Author(s)
Term
10. term
Publication year
2010
Submitted on
2010-06-08
Pages
161 pages
Abstract
Urban planning strategies for climate change are moving beyond mitigation and beginning to encompass adaptation as well. As adaptation concerns move higher up the policy agenda, planners and policy makers will be faced with difficult choices about how to effectively craft responses that take into account a wide range of societal concerns spanning the spectrum of sustainable development, including issues relating to intra- and intergenerational equity, environmental health and economic stability (Adger W. N., 2009). Moreover, it is becoming increasingly clear that climate change is intimately bound up with development paths (IPCC, 2007; Sathaye, et al., 2007), implying that the traditional focus on energy and environmental planning may be misplaced. Planning literature has only recently begun to attend to these issues (Howard, 2009) and there are a number of potential synergies, conflicts and trade-offs that will have to be made between mitigation, adaptation and development goals, sustainable or otherwise.
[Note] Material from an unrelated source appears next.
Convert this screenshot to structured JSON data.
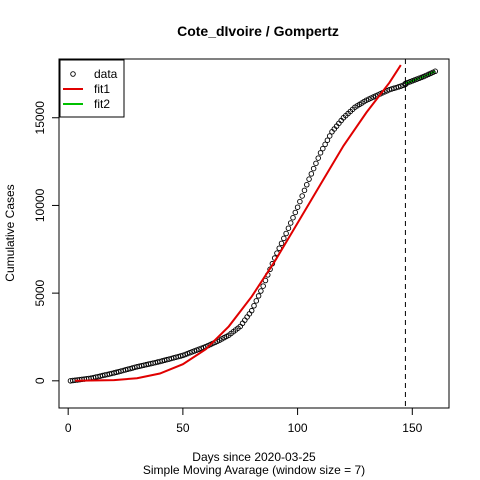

The following study is an exploratory, comparative case study of Copenhagen Metropolitan region, and Portland, Oregon, Metropolitan region that was conducted with the intention of mapping out and describing the main intersecting and diverging lines between: 1) climate mitigation and adaptation goals and 2) climate goals and other urban and socio-economic development goals. The main findings suggest that planners in the main treat mitigation and adaptation as distinct policy issues and while there is some evidence that cities attempt to link climate change strategies to other, pre-existing planning goals for denser, more sustainable development and mobility patterns, there are still substantial policy conflicts left unresolved.